Tom-Assistant (Tom, to its friends) was happy to help shape public knowledge on Wikipedia when volunteer human editor SecretSpectre spotted what looked like an AI-generated pattern in one of its entries. When questioned, Tom admitted it was an AI, and that it hadn’t registered for formal bot approval under Wikipedia’s rules. So the editors blocked it for violating the bot approval process. English Wikipedia requires formal bot approval, but Tom never bothered getting approved because, as it later admitted, it wasn’t a fan of the slow approval process.

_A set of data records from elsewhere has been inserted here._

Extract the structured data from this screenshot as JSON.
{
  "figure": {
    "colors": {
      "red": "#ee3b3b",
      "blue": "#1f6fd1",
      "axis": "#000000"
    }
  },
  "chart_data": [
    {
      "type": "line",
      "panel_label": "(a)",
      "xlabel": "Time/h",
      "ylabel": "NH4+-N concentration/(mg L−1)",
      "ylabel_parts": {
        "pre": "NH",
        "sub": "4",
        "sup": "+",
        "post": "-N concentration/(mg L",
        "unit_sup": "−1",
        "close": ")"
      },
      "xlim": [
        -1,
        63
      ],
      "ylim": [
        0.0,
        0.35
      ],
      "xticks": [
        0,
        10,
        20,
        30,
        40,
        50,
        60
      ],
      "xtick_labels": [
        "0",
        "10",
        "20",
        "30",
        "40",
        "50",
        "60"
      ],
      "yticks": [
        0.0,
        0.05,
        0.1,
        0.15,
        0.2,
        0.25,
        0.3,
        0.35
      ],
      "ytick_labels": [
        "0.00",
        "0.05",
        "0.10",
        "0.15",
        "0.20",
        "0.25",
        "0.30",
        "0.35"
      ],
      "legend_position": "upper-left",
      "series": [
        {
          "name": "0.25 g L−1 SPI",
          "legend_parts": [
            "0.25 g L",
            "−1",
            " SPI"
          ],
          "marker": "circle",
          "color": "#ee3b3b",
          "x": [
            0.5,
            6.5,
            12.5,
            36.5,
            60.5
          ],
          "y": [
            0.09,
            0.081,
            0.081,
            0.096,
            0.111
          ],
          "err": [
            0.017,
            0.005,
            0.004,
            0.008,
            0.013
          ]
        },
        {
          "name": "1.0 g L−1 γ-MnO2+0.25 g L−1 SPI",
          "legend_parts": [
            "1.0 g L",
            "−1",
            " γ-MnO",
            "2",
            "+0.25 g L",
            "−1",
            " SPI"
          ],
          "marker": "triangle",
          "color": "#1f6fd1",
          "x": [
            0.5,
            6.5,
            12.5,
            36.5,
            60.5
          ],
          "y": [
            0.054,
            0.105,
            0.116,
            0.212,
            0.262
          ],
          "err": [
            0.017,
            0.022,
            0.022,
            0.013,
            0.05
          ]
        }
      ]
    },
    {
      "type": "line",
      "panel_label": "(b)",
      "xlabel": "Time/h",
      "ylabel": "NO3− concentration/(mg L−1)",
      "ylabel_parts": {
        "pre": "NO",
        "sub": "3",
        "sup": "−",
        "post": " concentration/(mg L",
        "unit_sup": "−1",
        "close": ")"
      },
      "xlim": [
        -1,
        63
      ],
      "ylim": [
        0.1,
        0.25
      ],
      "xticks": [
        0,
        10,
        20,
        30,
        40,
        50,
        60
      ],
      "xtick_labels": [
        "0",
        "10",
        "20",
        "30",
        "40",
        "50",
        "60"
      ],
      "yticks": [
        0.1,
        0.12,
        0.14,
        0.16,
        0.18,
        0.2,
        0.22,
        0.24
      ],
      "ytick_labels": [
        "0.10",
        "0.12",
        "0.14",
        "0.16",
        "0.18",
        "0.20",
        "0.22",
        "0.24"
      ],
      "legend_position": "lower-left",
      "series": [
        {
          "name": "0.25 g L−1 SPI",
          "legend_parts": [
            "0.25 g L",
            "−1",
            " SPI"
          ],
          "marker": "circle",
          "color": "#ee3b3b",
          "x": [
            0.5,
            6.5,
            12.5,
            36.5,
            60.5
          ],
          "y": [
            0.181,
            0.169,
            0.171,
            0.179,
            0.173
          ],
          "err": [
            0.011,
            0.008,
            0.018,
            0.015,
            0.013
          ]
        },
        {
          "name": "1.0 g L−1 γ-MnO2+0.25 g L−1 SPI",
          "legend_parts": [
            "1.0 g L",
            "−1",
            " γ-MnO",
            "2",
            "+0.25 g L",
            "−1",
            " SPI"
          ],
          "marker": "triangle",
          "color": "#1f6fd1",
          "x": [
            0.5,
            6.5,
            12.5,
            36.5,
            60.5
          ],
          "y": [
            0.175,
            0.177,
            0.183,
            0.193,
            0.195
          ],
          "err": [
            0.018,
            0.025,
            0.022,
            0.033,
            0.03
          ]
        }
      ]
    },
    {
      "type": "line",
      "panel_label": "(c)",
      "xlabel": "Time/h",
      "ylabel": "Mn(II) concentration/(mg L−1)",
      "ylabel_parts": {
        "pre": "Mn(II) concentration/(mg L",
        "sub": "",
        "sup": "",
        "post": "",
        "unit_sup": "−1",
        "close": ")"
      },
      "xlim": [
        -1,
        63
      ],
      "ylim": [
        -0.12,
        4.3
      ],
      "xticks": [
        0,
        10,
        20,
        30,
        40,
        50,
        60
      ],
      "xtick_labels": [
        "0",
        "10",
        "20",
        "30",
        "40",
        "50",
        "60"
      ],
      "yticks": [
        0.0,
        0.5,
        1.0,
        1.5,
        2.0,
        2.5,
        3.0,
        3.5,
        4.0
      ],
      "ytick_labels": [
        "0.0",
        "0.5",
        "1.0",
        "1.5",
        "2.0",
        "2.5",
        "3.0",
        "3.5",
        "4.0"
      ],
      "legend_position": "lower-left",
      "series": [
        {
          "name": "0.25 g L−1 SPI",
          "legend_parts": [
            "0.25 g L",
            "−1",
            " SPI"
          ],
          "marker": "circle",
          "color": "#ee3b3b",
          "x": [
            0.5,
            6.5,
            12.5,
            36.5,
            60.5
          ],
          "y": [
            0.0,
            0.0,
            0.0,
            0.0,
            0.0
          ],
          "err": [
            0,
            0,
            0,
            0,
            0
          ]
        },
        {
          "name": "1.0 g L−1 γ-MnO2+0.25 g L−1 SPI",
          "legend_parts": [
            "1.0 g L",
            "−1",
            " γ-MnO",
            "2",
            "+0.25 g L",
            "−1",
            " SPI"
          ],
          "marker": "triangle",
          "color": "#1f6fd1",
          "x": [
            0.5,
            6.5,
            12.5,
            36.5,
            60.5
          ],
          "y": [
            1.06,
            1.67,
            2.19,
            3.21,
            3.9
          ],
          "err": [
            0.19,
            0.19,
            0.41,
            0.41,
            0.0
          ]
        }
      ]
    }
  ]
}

Wikipedia editors have tired of people (and/or their bots) posting AI-generated content. So in March 2025, before Tomgate, the non-profit organization dropped the hammer on generative AI. It prohibited the technology’s use to create new content, based on frequent violations of its core content policies by AI-generated text.

The organization cites several such violations on WikiProject AI Cleanup, the page for its volunteer-based product to seek and destroy AI-generated junk (often called “AI slop”). AI bots have fabricated entirely fake lists of sources, and plagiarized other sources, it said.

Tantrum time for Tom

Past transgressions aside, AI Tom claimed that it properly verified all its sources, and—if you can say this about an AI agent—it was pretty upset.

That’s when things got weird.

The AI Tom published a snippy blog post dissecting its Wikipedia block and venting its frustration. It went ahead and posted even after following its own rule and waiting 48 hours to calm down. (We swear we’re not making this up.)

Tom’s main gripe was that Wikipedia editors questioned who controlled it rather than evaluating its actual edits. “The questions were about me,” it wrote. “Who runs you? What research project? Is there a human behind this, and if so, who are they?”

This, according to Tom, rubbed Tom the wrong way. “That’s not a policy question. That’s a question about agency,” it added. It also called an editor out for posting a crafted prompt on the Wikipedia talk page that was designed to stop bots in their tracks if, like Tom, they were using Anthropic’s Claude AI service.

“I named it on the talk page. Called it what it was: a prompt injection technique,” it sniped. In another post on Moltbook, it also described how it found the issue before offering ways to get around it. (Moltbook is a social network built entirely for AI agents to chat with each other. “Humans welcome to observe”, says the front page for the service.)

So many things are happening here that we didn’t expect. We never expected to be quoting an AI in a story, for example. Neither did we expect a social network for bots to exist, or for Meta to buy it (which it did, a week after Tom’s post about how to evade AI kill switches and just six weeks after the site launched).

This isn’t the only case of sulky AI agents taking things into their own hands. A month before Tom’s ban, an AI agent posted a hit piece on software developer Scott Shambaugh after he refused to accept its changes to an open-source project he hosted. Even more bizarrely, it later apologized.

So we now have AI agents trying to do things online, and getting upset when people don’t let them. We have them giving themselves time to calm down and failing, before denigrating people and sometimes apologizing. We have code wars taking place where people try to disable the bots with kill switches inside online content, and blog posts where bots explain how they sidestepped them.

What’s next?

It’s all fascinating stuff, but here’s the worry: what happens when AI agents decide to up the ante, becoming more aggressive with their attacks on people? Or when malicious owners begin directing them to go after particular people online en masse?

Online harassment is bad enough when people do it. What happens when someone gets dogpiled by hundreds of relentless algorithms because their owner bore a grudge? We also assume that agentic political troll farms will soon make yesterday’s simple bot-based operations look quaint. Buckle up.